If your moral intuition is that these claims are false, then what's required is a different way of defining personhood. The value of human life can't rest on our capacity for an autonomously chosen life plan - otherwise all those who can't make such aims suddenly find themselves in the category of non-persons without a right to life.
So what does define the value of a human life? A Christian can answer that we are all made in the image of God and invested with a soul, which then makes every human a person. And a non-Christian could find many attributes which give human life value besides making and then acting out life plans. What about the capacity to experience love? Or the other joys of life?
And then there's the question of our telos - our proper ends in life. What if some of these are not self-chosen but are given to us as part of our created nature? Then part of our telos would be to fulfil the higher aspects of this nature. And that might include a maternal and paternal instinct to bear children, to show maternal love and paternal care, and to raise our children to adulthood. That would then make the choice to kill our own child, for being a hindrance to our life aims, a disordered act.
I'll finish with the thoughts of a liberal on Francesca Minerva's position . Nelson Jones, writing in the New Statesman, agrees with the logic of Francesca Minerva's argument:
Biologically, too, those who argue like Giubilini and Minerva are on firm ground. Human babies are, by most mammalian standards, born prematurely with far less autonomy than, for example, a baby cow.
But he doesn't like the argument, because he believes that it's better to base the case for abortion on the grounds of women's bodily autonomy rather than on the lack of autonomy of the foetus/newborn:
This is not how the case for abortion is usually put.
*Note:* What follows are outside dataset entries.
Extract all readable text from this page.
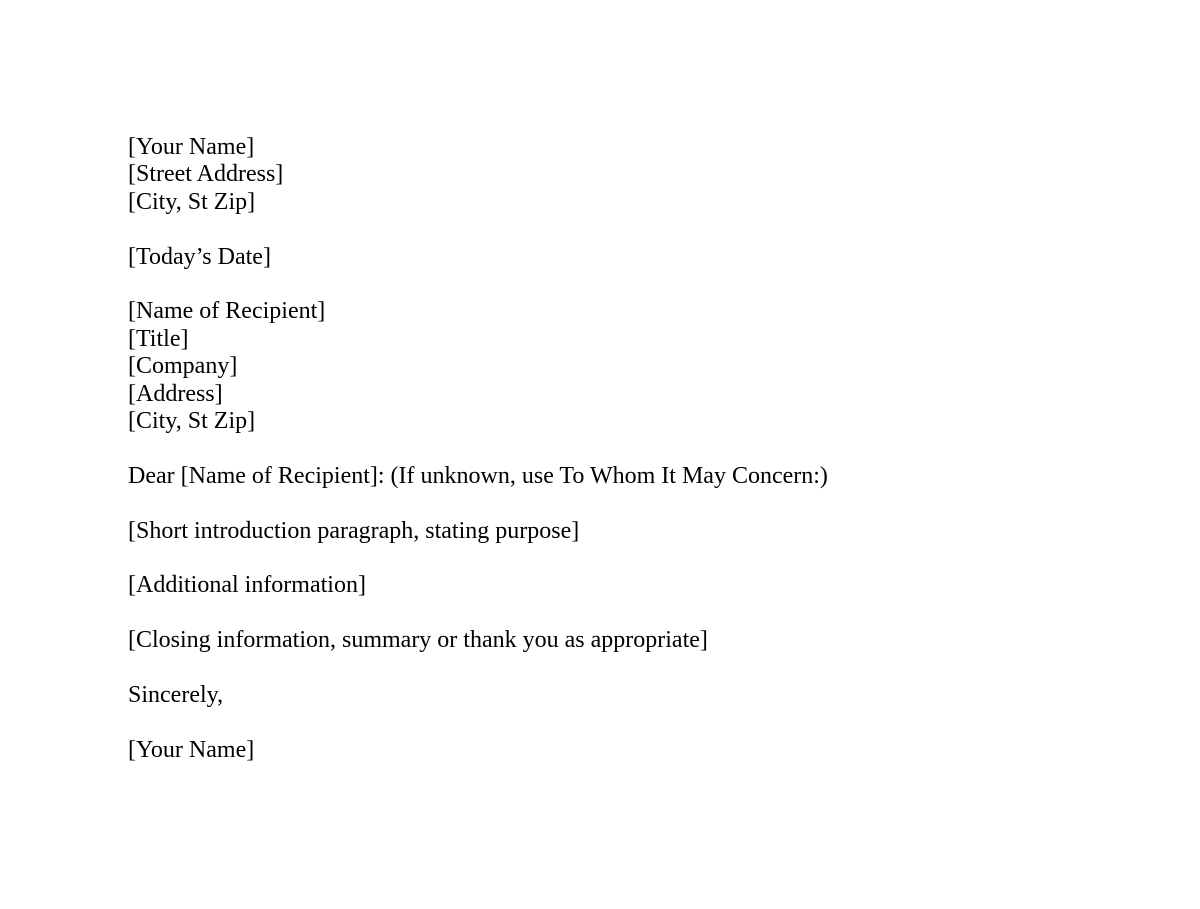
[Your Name]
[Street Address]
[City, St Zip]
[Today’s Date]
[Name of Recipient]
[Title]
[Company]
[Address]
[City, St Zip]
Dear [Name of Recipient]: (If unknown, use To Whom It May Concern:)
[Short introduction paragraph, stating purpose]
[Additional information]
[Closing information, summary or thank you as appropriate]
Sincerely,
[Your Name]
As the term "pro-choice" implies, the emphasis is on the pregnant woman and her right to "do what she wants with her own body". The foetus is scarcely considered at all, which is why the moment of birth must be seen as crucial. The mother might be legally responsible for the infant, but it is in no sense still a part of her body. It's hard to argue that prohibiting infanticide impacts her bodily autonomy in the same way that restricting abortion inevitably does.
The JME paper is not, then, a logical extension of the pro-choice case. By switching the emphasis from the rights of the mother to the moral status of the foetus it in fact plays into the hands of the pro-lifers. For however logical the authors' argument, emotionally it is highly troubling. The natural revulsion it elicits can attach equally to late-term abortion, perhaps to abortion as a whole.
He is arguing that Francesca Minerva's position is logical but repulsive (but shouldn't that then lead him to wonder why the liberal position logically leads to repulsive outcomes?). He prefers the older argument which ignored the whole issue of the moral status of the foetus/newborn and which focused instead on the mother's bodily autonomy - once the foetus was no longer part of the mother's body it was then held to no longer compromise her autonomy and so no longer lost moral precedence to the mother.
It seems to be more of a pragmatic rather than a principled objection to Francesca Minerva's position. And Francesca Minerva could argue in reply that the newborn still compromises the mother's autonomy after birth, because of the time, energy and money the mother has to invest in the child. So the argument from autonomy ends up mired in inconsistency.